No mesmo quadro uso a espátula e o pincel, não sei se isto é muito correto, mas eu gosto mais da pintura à espátula, gosto de ver bastante tinta na pintura. Uma senhora uma vez disse, a brincar, que isso não era um mérito meu, que era devido ao facto do meu pai ter tido uma drogaria e eu ter tintas de borla (risos), mas às vezes, no céu, por exemplo, se tiver muita tinta, não fica tão bom e aí uso o pincel. Não sei se é correto, mas não me interessa muito a técnica, mas sim o resultado final.

Continua a pintar?

Ainda pinto, mas não tanto, e repito-me, a pintura depende muito da cabeça e se eu não estou tranquilo, calmo e com desejo e afetividade para pintar algo, não pinto, e se pinto, para ti talvez não, mas para mim não está bem. Vou falar outra vez do Hermano Saraiva. Ele quando me ia buscar ao campo, chegava e dizia que estava bestial, eu guardava tudo e às vezes voltava a agarrar no pincel e emendava determinada coisa e ele dizia que passava de uma coisa extraordinária para uma coisa sublime…

E o que é que faz aos quadros quando não gosta tanto deles?

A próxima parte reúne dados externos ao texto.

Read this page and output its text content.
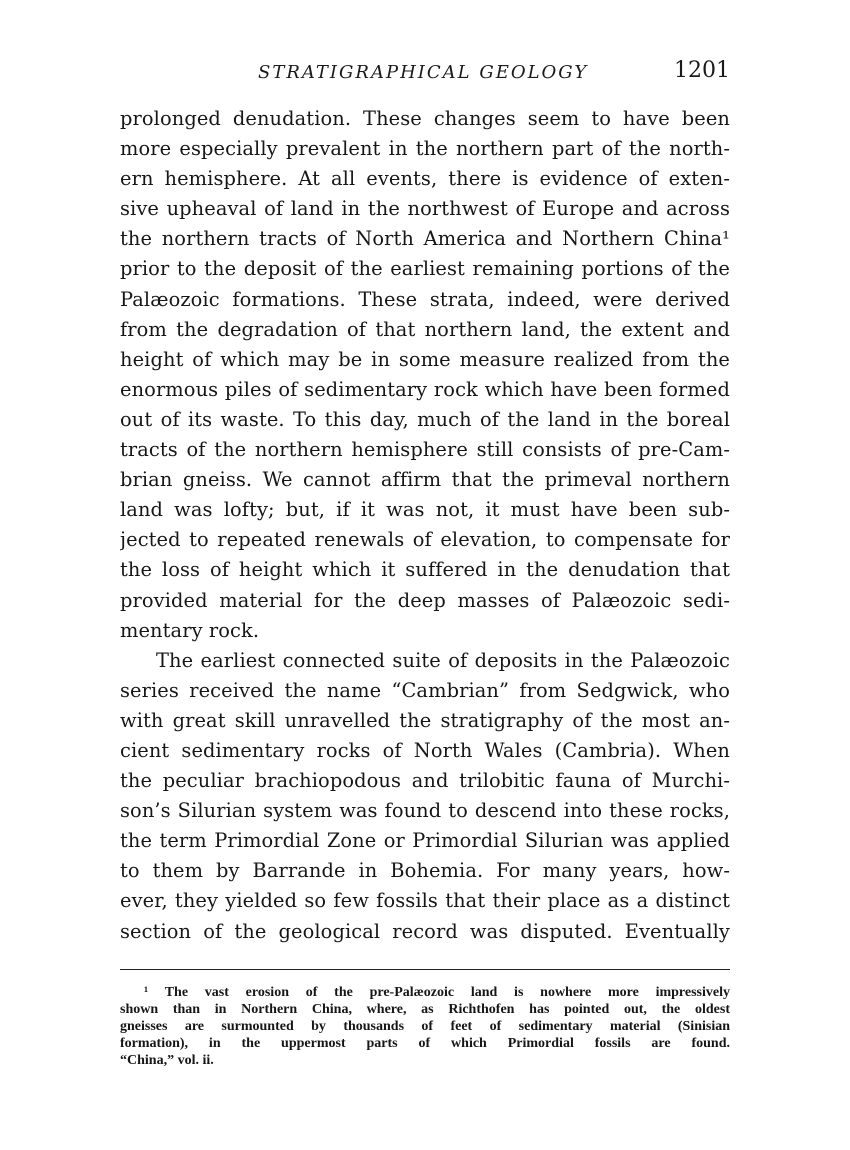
STRATIGRAPHICAL GEOLOGY	1201
prolonged denudation. These changes seem to have been
more especially prevalent in the northern part of the north-
ern hemisphere. At all events, there is evidence of exten-
sive upheaval of land in the northwest of Europe and across
the northern tracts of North America and Northern China¹
prior to the deposit of the earliest remaining portions of the
Palæozoic formations. These strata, indeed, were derived
from the degradation of that northern land, the extent and
height of which may be in some measure realized from the
enormous piles of sedimentary rock which have been formed
out of its waste. To this day, much of the land in the boreal
tracts of the northern hemisphere still consists of pre-Cam-
brian gneiss. We cannot affirm that the primeval northern
land was lofty; but, if it was not, it must have been sub-
jected to repeated renewals of elevation, to compensate for
the loss of height which it suffered in the denudation that
provided material for the deep masses of Palæozoic sedi-
mentary rock.
The earliest connected suite of deposits in the Palæozoic
series received the name “Cambrian” from Sedgwick, who
with great skill unravelled the stratigraphy of the most an-
cient sedimentary rocks of North Wales (Cambria). When
the peculiar brachiopodous and trilobitic fauna of Murchi-
son’s Silurian system was found to descend into these rocks,
the term Primordial Zone or Primordial Silurian was applied
to them by Barrande in Bohemia. For many years, how-
ever, they yielded so few fossils that their place as a distinct
section of the geological record was disputed. Eventually
¹ The vast erosion of the pre-Palæozoic land is nowhere more impressively
shown than in Northern China, where, as Richthofen has pointed out, the oldest
gneisses are surmounted by thousands of feet of sedimentary material (Sinisian
formation), in the uppermost parts of which Primordial fossils are found.
“China,” vol. ii.
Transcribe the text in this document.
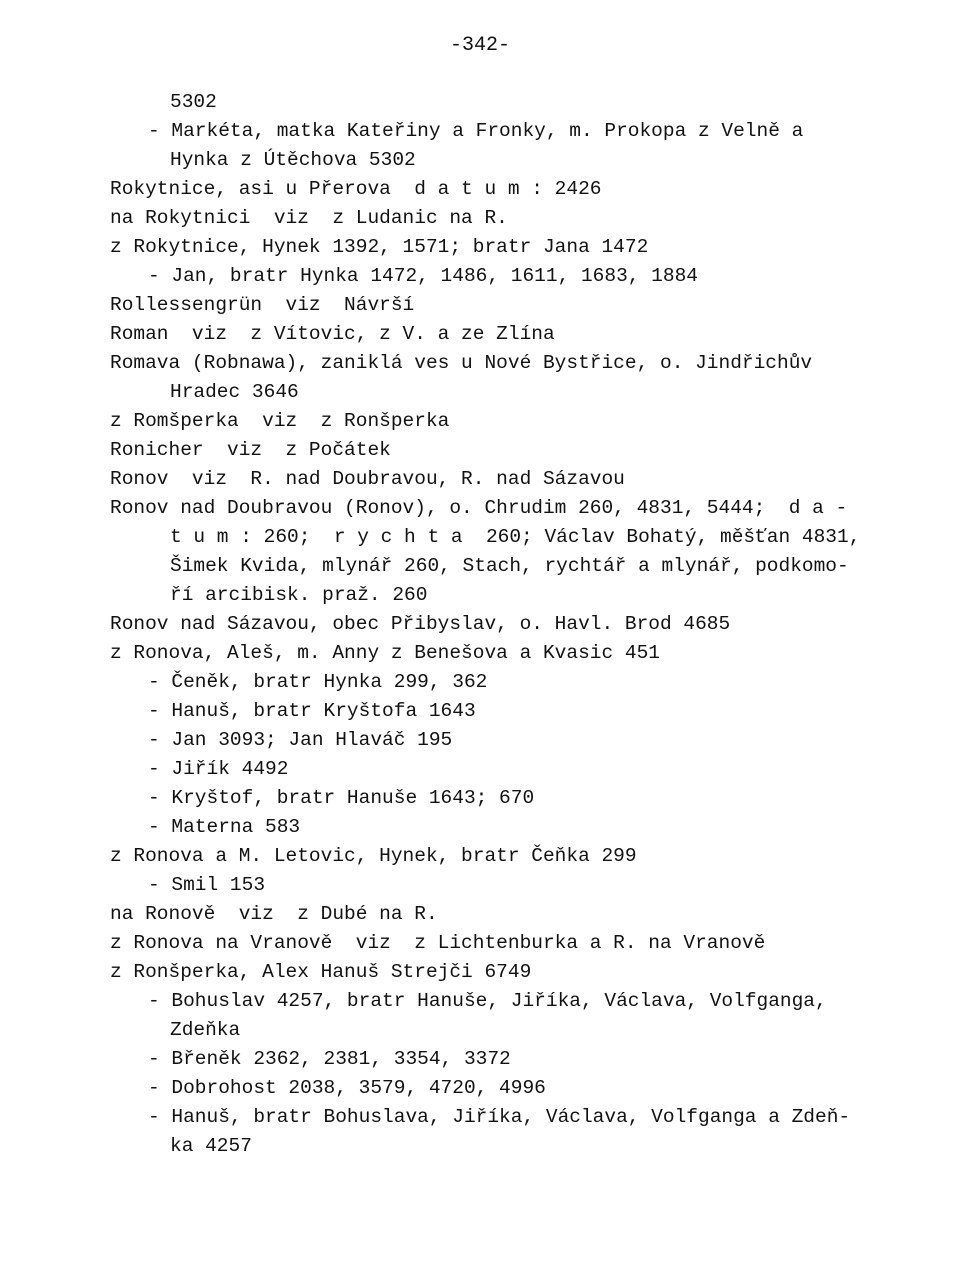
-342-
5302
- Markéta, matka Kateřiny a Fronky, m. Prokopa z Velně a
Hynka z Útěchova 5302
Rokytnice, asi u Přerova  d a t u m : 2426
na Rokytnici  viz  z Ludanic na R.
z Rokytnice, Hynek 1392, 1571; bratr Jana 1472
- Jan, bratr Hynka 1472, 1486, 1611, 1683, 1884
Rollessengrün  viz  Návrší
Roman  viz  z Vítovic, z V. a ze Zlína
Romava (Robnawa), zaniklá ves u Nové Bystřice, o. Jindřichův
Hradec 3646
z Romšperka  viz  z Ronšperka
Ronicher  viz  z Počátek
Ronov  viz  R. nad Doubravou, R. nad Sázavou
Ronov nad Doubravou (Ronov), o. Chrudim 260, 4831, 5444;  d a -
t u m : 260;  r y c h t a  260; Václav Bohatý, měšťan 4831,
Šimek Kvida, mlynář 260, Stach, rychtář a mlynář, podkomo-
ří arcibisk. praž. 260
Ronov nad Sázavou, obec Přibyslav, o. Havl. Brod 4685
z Ronova, Aleš, m. Anny z Benešova a Kvasic 451
- Čeněk, bratr Hynka 299, 362
- Hanuš, bratr Kryštofa 1643
- Jan 3093; Jan Hlaváč 195
- Jiřík 4492
- Kryštof, bratr Hanuše 1643; 670
- Materna 583
z Ronova a M. Letovic, Hynek, bratr Čeňka 299
- Smil 153
na Ronově  viz  z Dubé na R.
z Ronova na Vranově  viz  z Lichtenburka a R. na Vranově
z Ronšperka, Alex Hanuš Strejči 6749
- Bohuslav 4257, bratr Hanuše, Jiříka, Václava, Volfganga,
Zdeňka
- Břeněk 2362, 2381, 3354, 3372
- Dobrohost 2038, 3579, 4720, 4996
- Hanuš, bratr Bohuslava, Jiříka, Václava, Volfganga a Zdeň-
ka 4257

Quando não gosto do quadro, mando fora, de forma geral não acabo. Não acontece muito, no princípio acontecia mais vezes.

Como é que olha para os seus quadros mais antigos?

Continuo a gostar deles, transportam-me para determinada época em que eu não tinha atingido a posição ideal, mas isso acontece.

Ainda está nos planos fazer mais alguma exposição?

Não penso em fazer mais nenhuma, sinto que não sou capaz. Se fizesse teria sido por me ter comprometido com a galeria tal e teria de fazer quadros de propósito e a pintura não pode ser isso. Não estou a intelectualizar a arte, mas a arte faz mesmo parte do intelecto de cada um e não podemos pintar o que não gostamos.

Há colegas meus que me espevitam a dizer que tenho de pintar x ou y e eu não sou capaz, estaria a pintar algo que não teria gosto e isso tem muita importância. Isso não é exclusivo para a pintura.

Sabe quantos quadros tem?

Tenho cinco mil e tal. Tenho duzentos e tal em minha casa. Às vezes troco os quadros que tenho em casa e no museu, vou mudando, todos merecem ser vistos. Tenho críticas a dizer que tenho quadros a mais no museu, que tenho demasiada informação, o que eu percebo. Há quadros que melhoram se estiverem isolados. Por exemplo, em muitos museus públicos há cordas à volta dos quadros, que nos fazem afastar dos quadros. É para isso mesmo, não é só para as crianças não tocarem.